Старик помолчал. Потом усмехнулся – одними уголками губ.

– А я не знаю, – сказал он. – Я не вижу.

Рембрандт посмотрел на него долгим взглядом.

– А как зовут тебя, старик?

– Я очень старый, – ответил тот. – Имя забыл. Давно забыл. Все зовут меня «Старик». Или просто «Эй, ты». А внука – Ян. Как моего отца.

– Почему же ты не помнишь своё имя?

Старик повернул к нему слепые глаза. И вдруг улыбнулся – светло, просто, без горечи.

– Я старый, слепой, нищий, – сказал он. – Я никому не нужен. Кому какое дело, как меня зовут? Имя нужно тем, кого помнят. А меня не запомнят. Я умру – и всё. Как не было.

Рембрандт долго молчал. Потом взял уголь и бумагу.

– Садись прямо, – сказал он. – Я тебя запомню.

Старик замер.

– Зачем?

– Затем, что ты есть.

И он начал рисовать.

Ян смотрел во все глаза, забыв про еду. Саския стояла в стороне, и золотой луч – уже не с улицы, а откуда-то изнутри – падал на неё, освещая комнату.

Рембрандт рисовал. Уголь летал по бумаге, ловил морщины старика, раздутые щёки Яна, мокрую шерсть собаки. И свет – тот самый, что шёл от Саскии, хотя она стояла в тени.

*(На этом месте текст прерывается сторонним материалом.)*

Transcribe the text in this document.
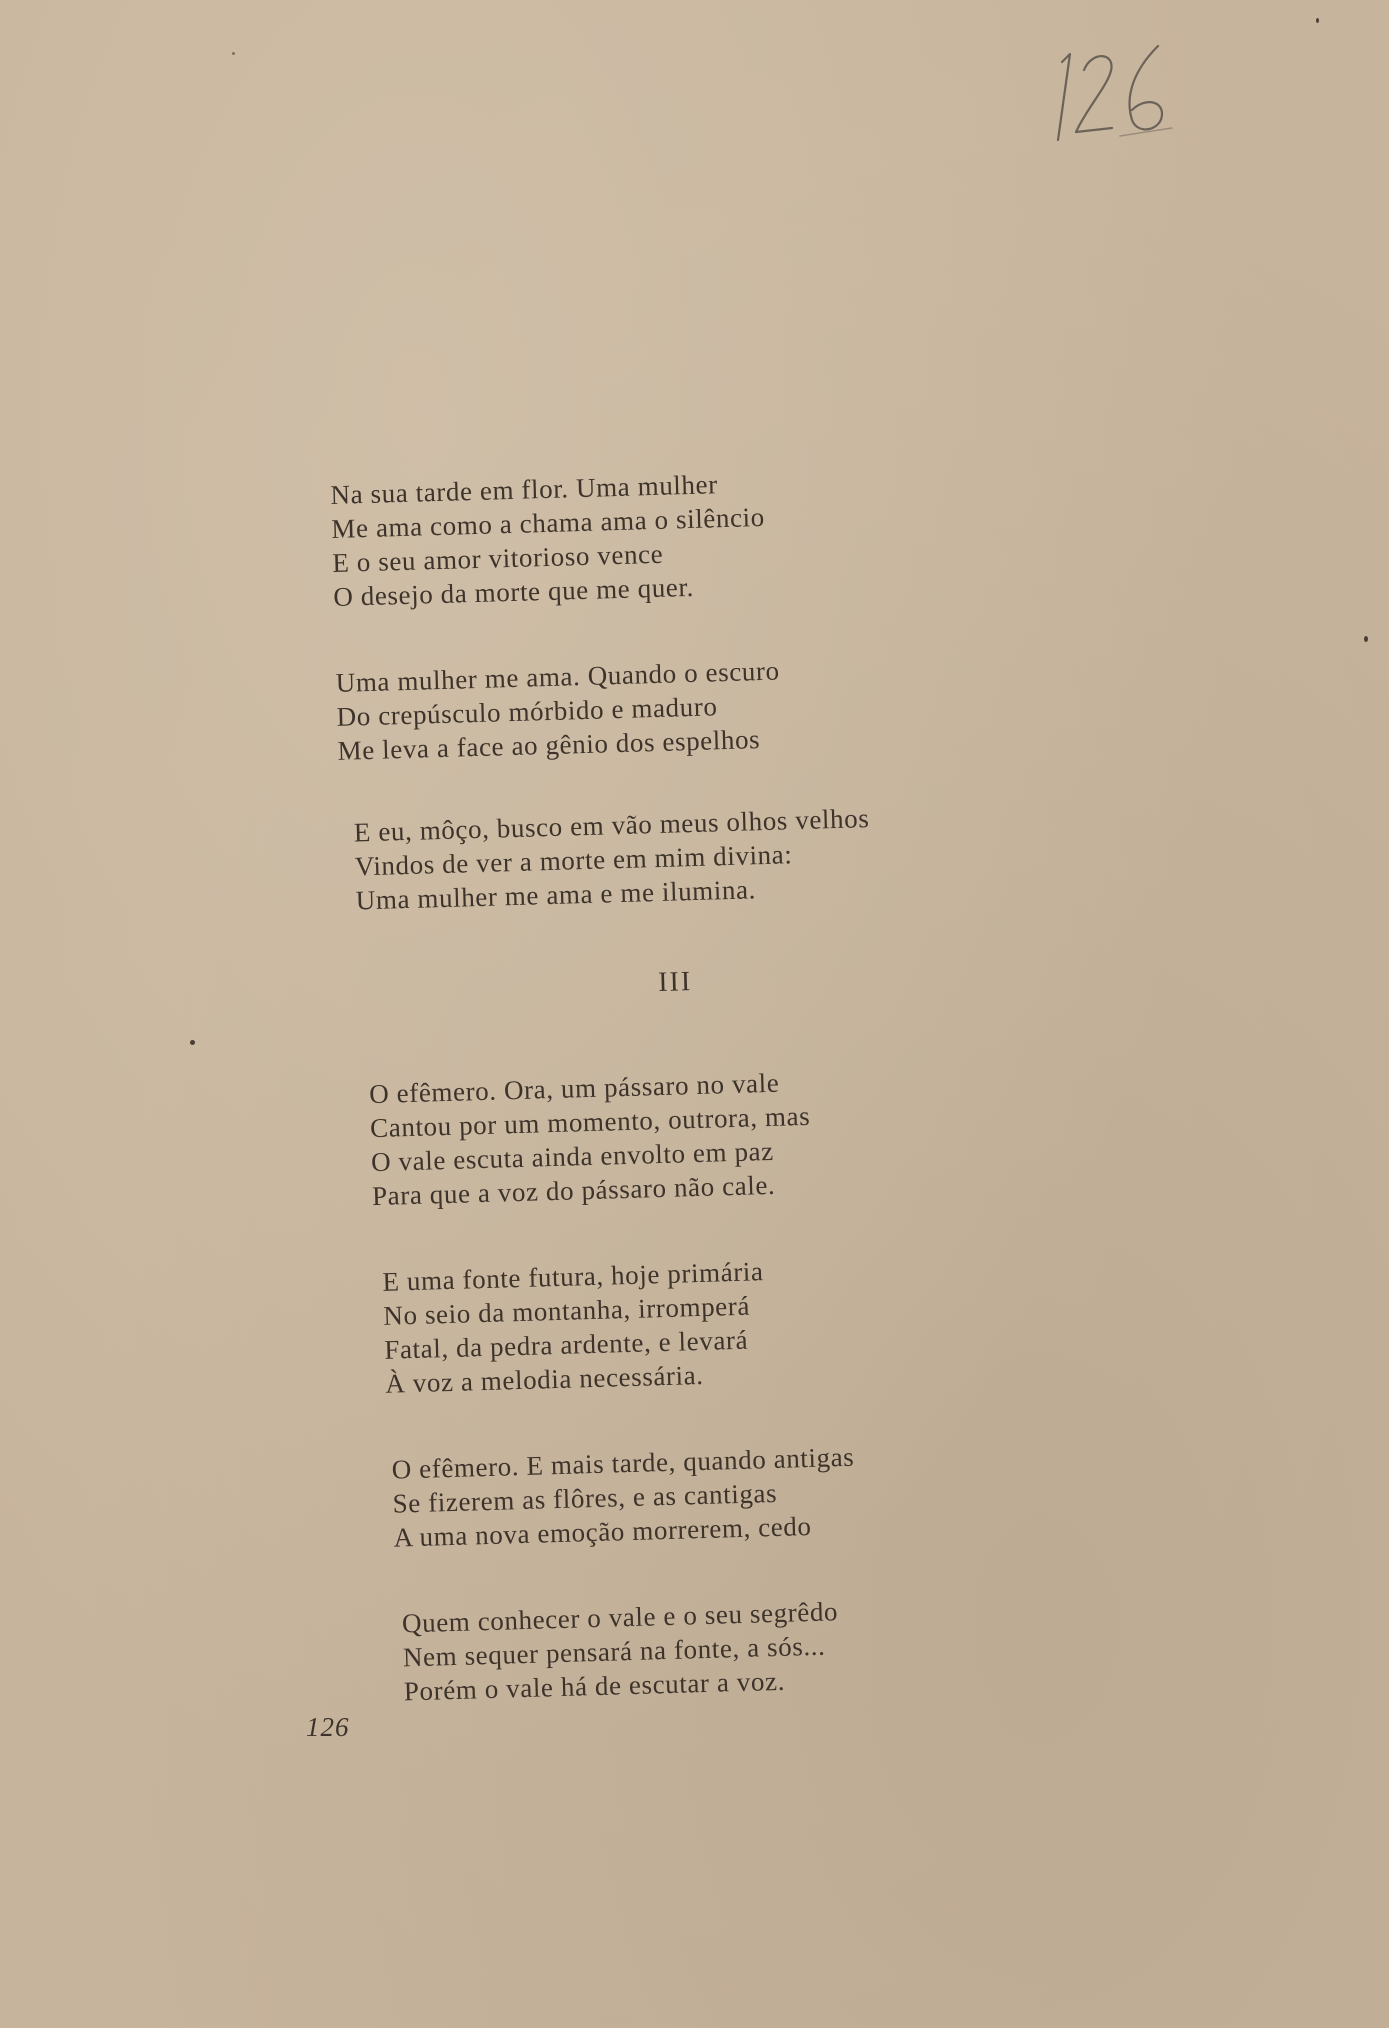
Na sua tarde em flor. Uma mulher
Me ama como a chama ama o silêncio
E o seu amor vitorioso vence
O desejo da morte que me quer.
Uma mulher me ama. Quando o escuro
Do crepúsculo mórbido e maduro
Me leva a face ao gênio dos espelhos
E eu, môço, busco em vão meus olhos velhos
Vindos de ver a morte em mim divina:
Uma mulher me ama e me ilumina.
III
O efêmero. Ora, um pássaro no vale
Cantou por um momento, outrora, mas
O vale escuta ainda envolto em paz
Para que a voz do pássaro não cale.
E uma fonte futura, hoje primária
No seio da montanha, irromperá
Fatal, da pedra ardente, e levará
À voz a melodia necessária.
O efêmero. E mais tarde, quando antigas
Se fizerem as flôres, e as cantigas
A uma nova emoção morrerem, cedo
Quem conhecer o vale e o seu segrêdo
Nem sequer pensará na fonte, a sós...
Porém o vale há de escutar a voz.
126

– Ты нас нарисуешь? – тихо спросил Ян.

– Уже рисую.

– И мы будем на картинке?

– Будете.

– И нас увидят?

– Увидят.

Ян задумался. Потом сказал серьёзно:

– Тогда я постараюсь играть лучше.

– Не надо лучше, – ответил Рембрандт, не отрываясь от рисунка. – Играй как есть. Это и есть правда.

Старик сидел неподвижно. По его щеке текла слеза – может быть, от старости, может быть, от чего-то другого.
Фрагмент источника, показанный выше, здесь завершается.